Coverage of the Public Hearing for 161 E Keith:
There’s a new tower coming to east Keith Road next to Victoria Park.
A split City of North Vancouver council voted Monday night to approve the 16-storey tower containing 52 strata units and 41 rental units at 161-165 East Keith Road.
The vote passed 4-3 with support from Mayor Darrell Mussatto and his council allies: Couns. Craig Keating, Linda Buchanan and Holly Back.
Debate at the council table pitted the project’s high energy efficiency and replacement of the city’s rental stock against objections over its sheer size compared to the tiny lot it sits on.
Beyond the green building standards and purpose-built rental units protected by a legal covenant, Developer FDG Property Management will pay the city $1.8 million to purchase density from the adjacent city-owned boulevard to the north of the building. The city is also reducing the minimum space between towers from 80 feet to just over 68 feet and the required setback from the property line. FDG must enhance and maintain the boulevard as part of the agreement.

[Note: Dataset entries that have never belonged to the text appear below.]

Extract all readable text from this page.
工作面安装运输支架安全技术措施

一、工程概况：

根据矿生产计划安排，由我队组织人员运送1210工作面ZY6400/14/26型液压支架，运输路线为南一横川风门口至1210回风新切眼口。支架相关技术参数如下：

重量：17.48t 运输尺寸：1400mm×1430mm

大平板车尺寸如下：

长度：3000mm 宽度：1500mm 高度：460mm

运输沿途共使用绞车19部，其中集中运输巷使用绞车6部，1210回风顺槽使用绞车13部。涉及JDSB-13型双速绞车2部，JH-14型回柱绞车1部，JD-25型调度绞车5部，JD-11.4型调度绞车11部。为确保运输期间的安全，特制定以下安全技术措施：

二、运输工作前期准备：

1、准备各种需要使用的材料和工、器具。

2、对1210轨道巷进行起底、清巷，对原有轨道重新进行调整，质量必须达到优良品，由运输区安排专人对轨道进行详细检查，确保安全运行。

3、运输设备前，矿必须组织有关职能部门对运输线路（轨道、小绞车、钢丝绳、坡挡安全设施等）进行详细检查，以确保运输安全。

The project will require the demolition of a 12- unit, three-storey walk-up building from 1954 in “relatively poor” condition, according to city staff. The building’s 14 residents will be given four month’s notice before eviction, one month’s free rent, free access to moving vans, boxes and a driver as well as help in finding new accommodations.

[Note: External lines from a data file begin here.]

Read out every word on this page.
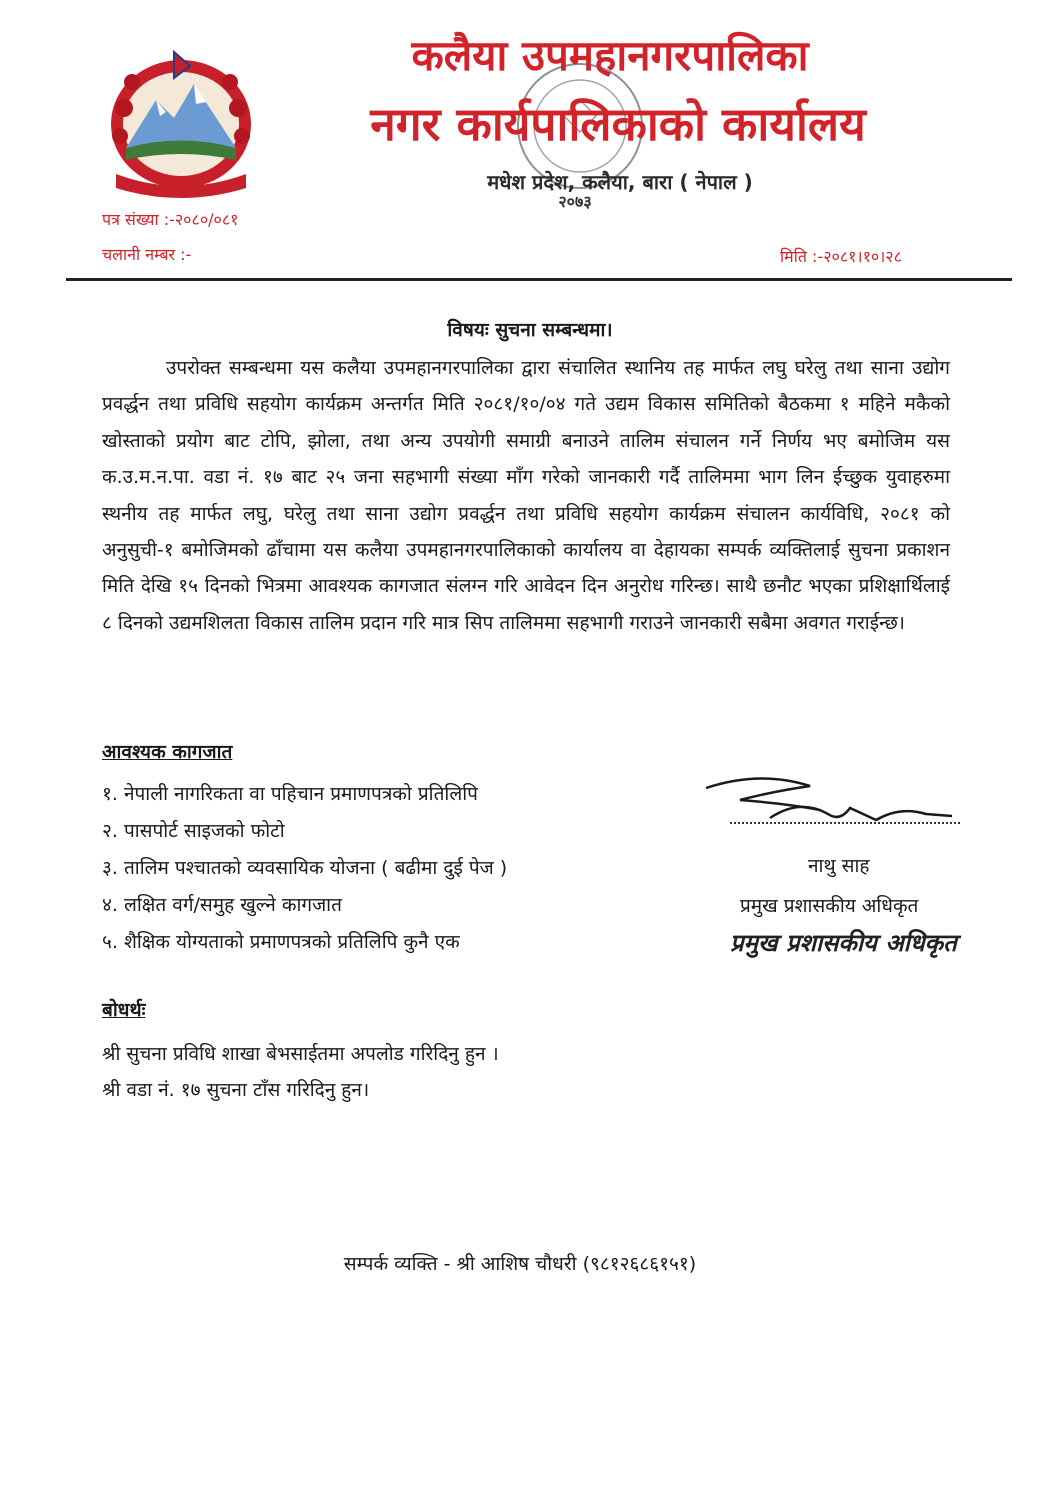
कलैया उपमहानगरपालिका
नगर कार्यपालिकाको कार्यालय
मधेश प्रदेश, कलैया, बारा ( नेपाल )
२०७३
पत्र संख्या :-२०८०/०८१
चलानी नम्बर :-	मिति :-२०८१।१०।२८
विषयः सुचना सम्बन्धमा।

उपरोक्त सम्बन्धमा यस कलैया उपमहानगरपालिका द्वारा संचालित स्थानिय तह मार्फत लघु घरेलु तथा साना उद्योग प्रवर्द्धन तथा प्रविधि सहयोग कार्यक्रम अन्तर्गत मिति २०८१/१०/०४ गते उद्यम विकास समितिको बैठकमा १ महिने मकैको खोस्ताको प्रयोग बाट टोपि, झोला, तथा अन्य उपयोगी समाग्री बनाउने तालिम संचालन गर्ने निर्णय भए बमोजिम यस क.उ.म.न.पा. वडा नं. १७ बाट २५ जना सहभागी संख्या माँग गरेको जानकारी गर्दै तालिममा भाग लिन ईच्छुक युवाहरुमा स्थनीय तह मार्फत लघु, घरेलु तथा साना उद्योग प्रवर्द्धन तथा प्रविधि सहयोग कार्यक्रम संचालन कार्यविधि, २०८१ को अनुसुची-१ बमोजिमको ढाँचामा यस कलैया उपमहानगरपालिकाको कार्यालय वा देहायका सम्पर्क व्यक्तिलाई सुचना प्रकाशन मिति देखि १५ दिनको भित्रमा आवश्यक कागजात संलग्न गरि आवेदन दिन अनुरोध गरिन्छ। साथै छनौट भएका प्रशिक्षार्थिलाई ८ दिनको उद्यमशिलता विकास तालिम प्रदान गरि मात्र सिप तालिममा सहभागी गराउने जानकारी सबैमा अवगत गराईन्छ।

आवश्यक कागजात
१. नेपाली नागरिकता वा पहिचान प्रमाणपत्रको प्रतिलिपि
२. पासपोर्ट साइजको फोटो
३. तालिम पश्चातको व्यवसायिक योजना ( बढीमा दुई पेज )
४. लक्षित वर्ग/समुह खुल्ने कागजात
५. शैक्षिक योग्यताको प्रमाणपत्रको प्रतिलिपि कुनै एक
नाथु साह
प्रमुख प्रशासकीय अधिकृत
प्रमुख प्रशासकीय अधिकृत
बोधर्थः
श्री सुचना प्रविधि शाखा बेभसाईतमा अपलोड गरिदिनु हुन ।
श्री वडा नं. १७ सुचना टाँस गरिदिनु हुन।
सम्पर्क व्यक्ति - श्री आशिष चौधरी (९८१२६८६१५१)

The new units will range from 500-square-foot bachelor suites to 1,300-square-foot three-bedroom condos. Rents should be around $2.50 per square foot according to the building’s architect Michael Katz.
Coun. Pam Bookham voted against the project on the grounds that it was “shoehorned” into the lot, and that its biggest impacts would be felt by the people who will face eviction when construction starts. “You don’t address poverty by displacing people from affordable housing or by driving up land values by creating this kind of development potential,” she said.
Mussatto countered that today’s pricey market rentals will be tomorrow’s affordable rentals, especially as older buildings are torn down and replaced, often without rental units at all.
“I’m hoping in 20, 30 or 40 years will be the new low-end of market rental as new buildings come online. I know it’s hard to say but we have to have new rental units and we need these units in the city,” he said.
Couns. Rod Clark and Don Bell joined Bookham’s dissent.
None of the residents who turned out to a public hearing on Monday night spoke in favour of the project, nor did any of the 19 residents who wrote letters to council and 37 residents in the neighbourhing building who signed a petition in opposition.
Among the opponents was Linda Heese, who lives in one of the highrises on the north side of the park, who argued the density council was prepared to grant was three times higher than what the official community plan would normally allow. “It is so far beyond what should even be considered that it is hard to understand why we are even here to discuss this proposal,” she said.
Other reasons given to shoot the project down included that it would swallow up street parking in the neighbourhood, reduce privacy for residents of nearby buildings, encourage other developers to knock down older buildings and that it would be disrespectful to the sanctity of the cenotaph in Victoria Park.
The project received its first reading by council in February 2014 but the public hearing and vote on second and third readings was put off until Monday at the request of the developer.